The current systematic review is successful in identifying the possible determinants of QOL in individuals having CLBP. The current review provides a valuable contribution to the literature by summarising the results of the studies investigating the determinants of QOL in the context of CLBP. The psychological status of the individual was a significant contributor to the QOL of individuals with CLBP. The review identified various psychological determinants of QOL in individuals having CLBP including kinesiophobia, pain belief and fear avoidance belief, self-efficacy, anxiety, coping styles, sleep quality, locus of control and catastrophising. Social factors including occupation and demographic characteristics were also key in determining the quality of life. Pain and health-related factors such as pain severity and disability experienced by the patient, involvement in physical activity and health status have also contributed to the QOL in individuals with CLBP. The psychological status of the individual significantly contributed to the quality of life in the individuals’ having CLBP along with their physical status. Identifying the possible determinant is helpful in planning the rehabilitation strategies and intervention plans.

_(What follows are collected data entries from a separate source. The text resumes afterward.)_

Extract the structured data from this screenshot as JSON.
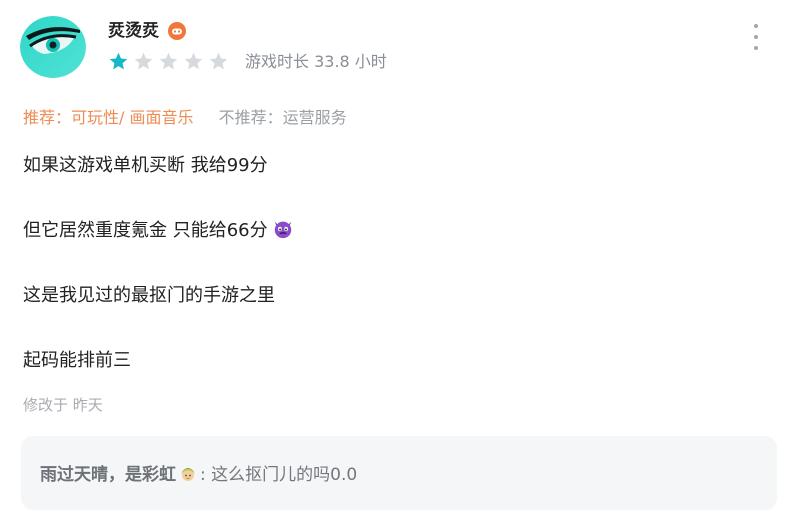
{
  "review": {
    "author": {
      "name": "烎烫烎",
      "badge_icon": "gamepad-badge-icon",
      "avatar_icon": "teal-eye-avatar"
    },
    "rating": {
      "value": 1,
      "max": 5,
      "filled_color": "#14b9c8",
      "empty_color": "#d6d9dd"
    },
    "playtime": "游戏时长 33.8 小时",
    "more_icon": "more-vertical-icon",
    "tags": {
      "recommend": "推荐：可玩性/ 画面音乐",
      "not_recommend": "不推荐：运营服务",
      "recommend_color": "#ee8c55"
    },
    "body": {
      "line1": "如果这游戏单机买断 我给99分",
      "line2": "但它居然重度氪金 只能给66分",
      "line2_emoji": "purple-devil-emoji",
      "line3": "这是我见过的最抠门的手游之里",
      "line4": "起码能排前三"
    },
    "edited": "修改于 昨天"
  },
  "reply": {
    "author": "雨过天晴，是彩虹",
    "author_badge": "link-character-badge-icon",
    "text": ": 这么抠门儿的吗0.0"
  }
}
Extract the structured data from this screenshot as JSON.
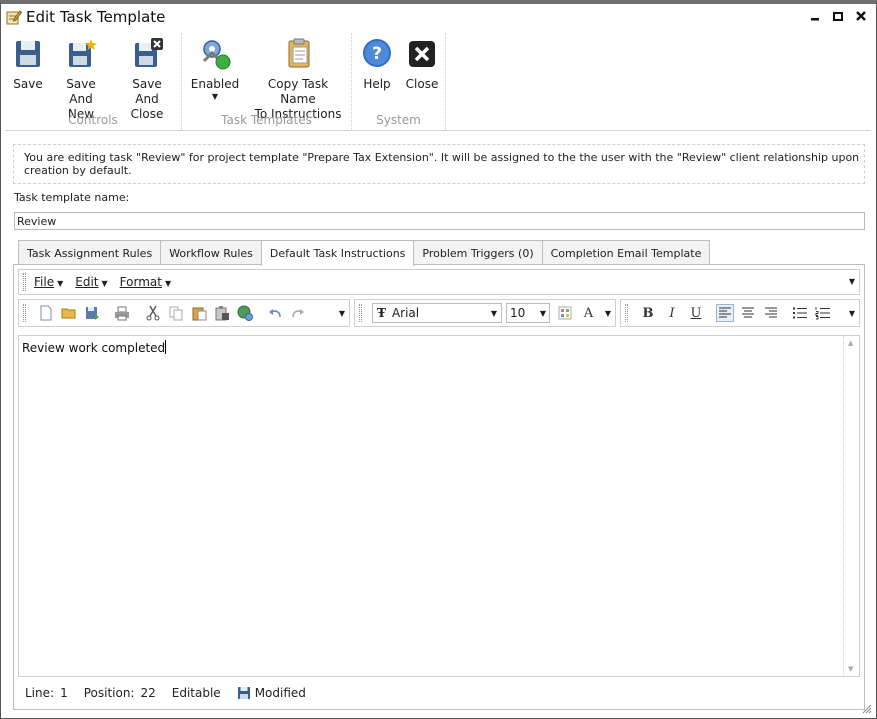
{
  "window": {
    "title": "Edit Task Template"
  },
  "ribbon": {
    "groups": [
      {
        "label": "Controls",
        "buttons": [
          {
            "label1": "Save",
            "label2": ""
          },
          {
            "label1": "Save And",
            "label2": "New"
          },
          {
            "label1": "Save And",
            "label2": "Close"
          }
        ]
      },
      {
        "label": "Task Templates",
        "buttons": [
          {
            "label1": "Enabled",
            "label2": ""
          },
          {
            "label1": "Copy Task Name",
            "label2": "To Instructions"
          }
        ]
      },
      {
        "label": "System",
        "buttons": [
          {
            "label1": "Help",
            "label2": ""
          },
          {
            "label1": "Close",
            "label2": ""
          }
        ]
      }
    ]
  },
  "info_text": "You are editing task \"Review\" for project template \"Prepare Tax Extension\". It will be assigned to the the user with the \"Review\" client relationship upon creation by default.",
  "name_label": "Task template name:",
  "name_value": "Review",
  "tabs": [
    {
      "label": "Task Assignment Rules"
    },
    {
      "label": "Workflow Rules"
    },
    {
      "label": "Default Task Instructions"
    },
    {
      "label": "Problem Triggers (0)"
    },
    {
      "label": "Completion Email Template"
    }
  ],
  "active_tab": 2,
  "editor": {
    "menu": [
      "File",
      "Edit",
      "Format"
    ],
    "font": "Arial",
    "font_size": "10",
    "format_buttons": [
      "B",
      "I",
      "U"
    ],
    "color_button": "A",
    "content": "Review work completed"
  },
  "status": {
    "line_label": "Line:",
    "line_value": "1",
    "position_label": "Position:",
    "position_value": "22",
    "mode": "Editable",
    "state": "Modified"
  },
  "colors": {
    "save_icon": "#3b5f8a",
    "close_icon": "#222222",
    "help_icon": "#2f6fc5",
    "enabled_green": "#3fae3f"
  }
}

The review identified some intervention strategies which are reported to manage the pain and improving the QOL including MBSR, Pilates methods and Back School programme. Due to the methodological limitations, any conclusions regarding the effectiveness of the identified interventions couldn’t be made. More exploration in the area could facilitate understanding regarding the interventions which are effective in improving the QOL in the context of CLBP.

Availability of data and material

The data that support the findings of this study were derived from the databases (PubMed, ScienceDirect, PsyNet, and Google Scholar) available in the public domain.

Disclosure statement

No potential conflict of interest was reported by the author(s).